Otherwise, we'll keep the code as it is. As with anything in life, it's all about compromises. Here we chose to make the fastest hash function possible, unfortunately at the cost of safety guarantees (at least for now). I've edited the readme to better emphasize on this, mentioning the usage of unsafe code and the UB.

If anyone has ideas to make such trick "safer" without deteriorating performance, feel free to open a new issue 😃

RalfJung commented 3 weeks ago

I've edited the readme to better emphasize on this, mentioning the usage of unsafe code and the UB.

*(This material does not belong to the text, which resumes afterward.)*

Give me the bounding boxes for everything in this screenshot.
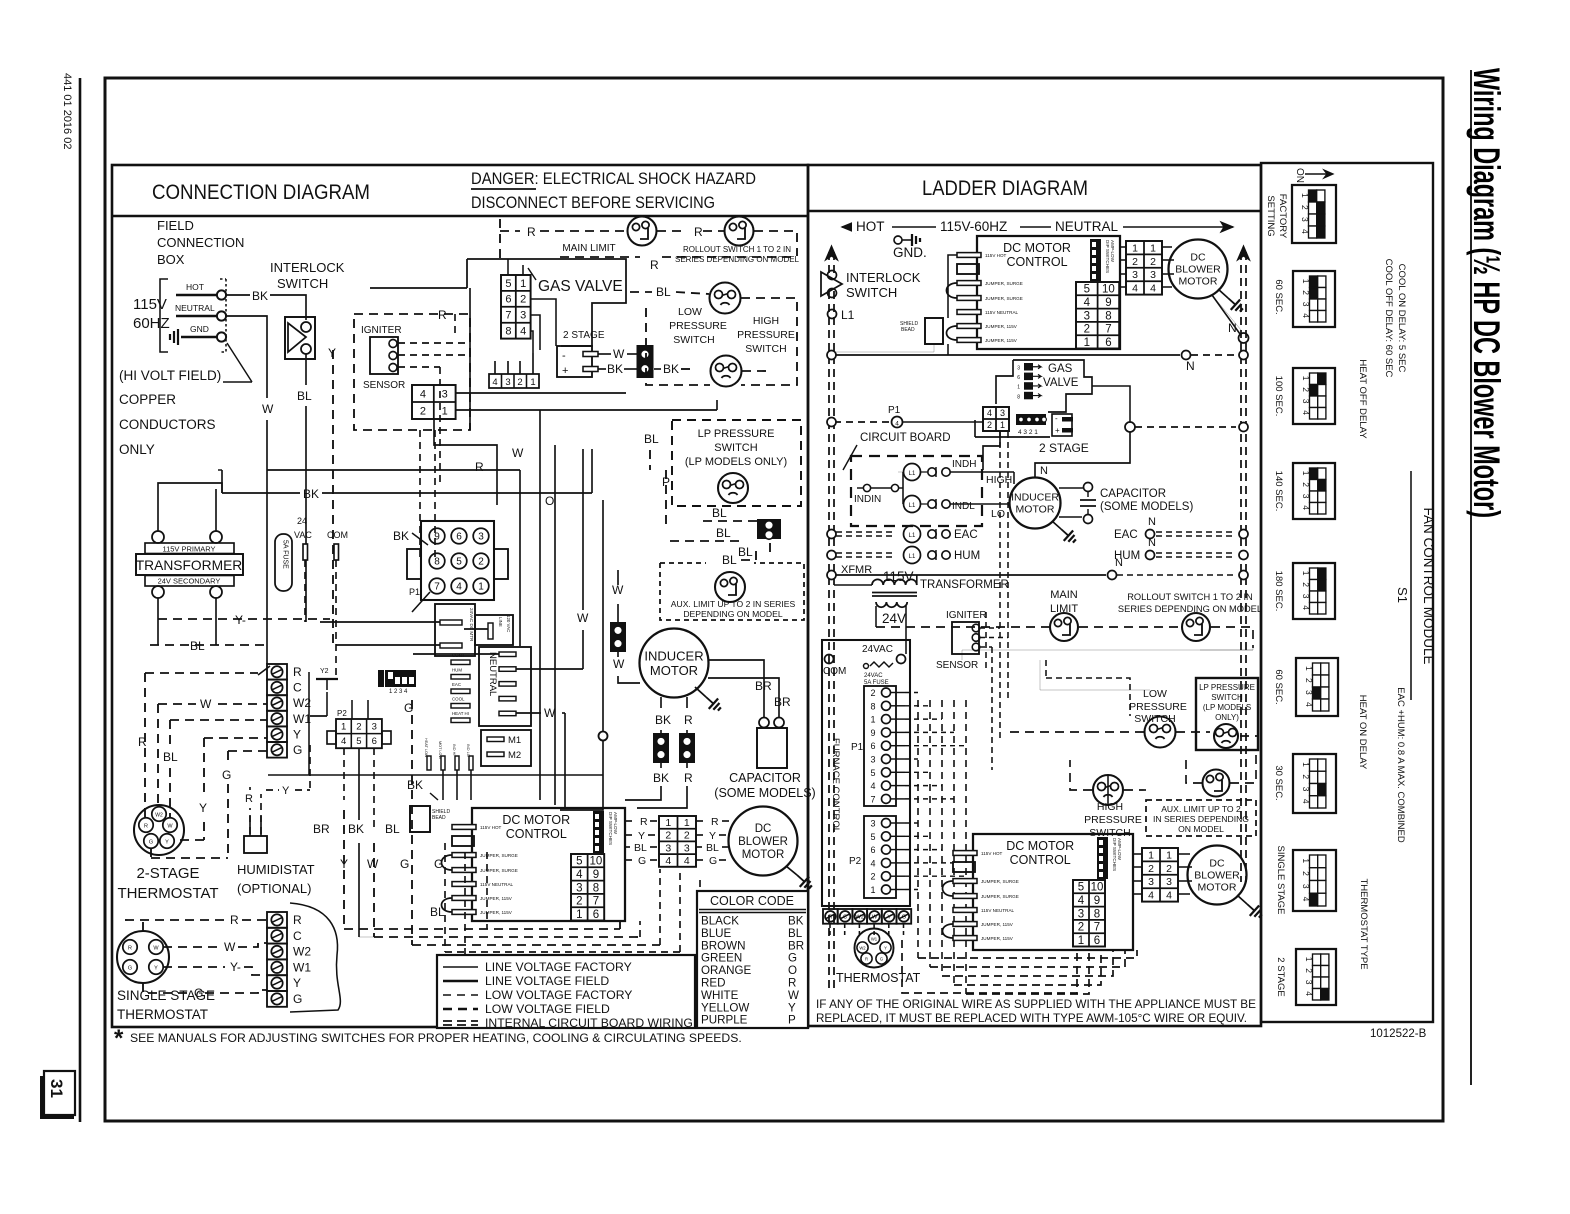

Thank you for adding that. However, saying that "some people" qualify this as UB is misrepresenting the fact that there is no controversy over whether this is UB. It's not like there is a hard-to-answer or subtle question here, this is completely unambiguous. I am one of the people defining what is and is not UB in Rust, but if you don't want to take my word for it, please come to our Zulip and solicit some further opinions.

Unsafe Rust is a unique feature in that it can seemingly be used to "implement" things that Rust doesn't actually support. But that's an illusion -- if you write code that is UB, you didn't implement a fast hash function, you implemented a time bomb. With great power come great responsibility, and that responsibility includes respecting the boundaries of what is and is not possible with unsafe Rust. I wish we had all features everyone wants all at once, but for obvious reasons, that's not how it works in the real world. The responsible response is to either help develop the missing feature, or use other features we offer (such as inline assembly).

I should also emphasize that the Rust community generally has a zero-tolerance stance on Undefined Behavior. This is for a good reason: Undefined Behavior anywhere in the program fundamentally undermines all the hard work everyone has done to rule out Undefined Behavior behavior everywhere else -- all the effort in developing the borrow checker, all the effort in structuring code to fit within safe Rust, all the effort in developing safe abstractions around unsafe Rust that can be used with confidence. A single bad apple can spoil the entire bunch, that is just the nature of UB. As some who spent thousands of hours on making Rust safer, it is disheartening to see decisions like this undermine all my efforts.

ogxd commented 3 weeks ago

Thank you for putting in all these efforts. I think your point is clear and I can understand why you feel like it can be "disheartening", however you must understand a few important things:

RalfJung commented 3 weeks ago

Well, you put the crate on crates.io, which is an invitation for others to use it -- and generally comes with the expectation of "no UB". Maybe one day we need to introduce a flag on crates.io so that crates can self-identify as "this isn't currently intended to be sound" (and cargo can be instructed to avoid such crates), but right now all we have here is an implicit social contract.

Thanks for reopening the issue; it is one thing to say "I know there's a soundness bug but I currently don't want to fix it" and another to close the issue, which conveys "there's not a bug here".

FWIW you are by far not the first to want this feature, see https://github.com/rust-lang/unsafe-code-guidelines/issues/2. I'd love to work on a way to do this in a UB-free way, but believe it or not, as a professor I have less time to work on things like that than I used to as a PhD student... and the way academia works, it's also hard to delegate this kind of work. A large part of what I do for Rust is a side project I pursue in my free time.

ogxd commented 3 weeks ago

I've renewed the experiment using simd_masked_load, but this time I pushed the changes so that I could see what the results are on X86 (because I use an ARM MacBook)

TL;DR; Performance is still worse on ARM (as seen here) but very good on X86! I do not have the X86 bytecode but this is already a step forward. I'm not sure how far we could go with this however since this required core_intrinsics feature which is "strongly discouraged".

x86

image

ARM

(notice the red line for small input sizes)

image

Here is the draft branch/PR: https://github.com/ogxd/gxhash/pull/98

hkratz commented 2 weeks ago

Instead of the intrinsic you could use core::simd::Simd<T, N>::load_or_default.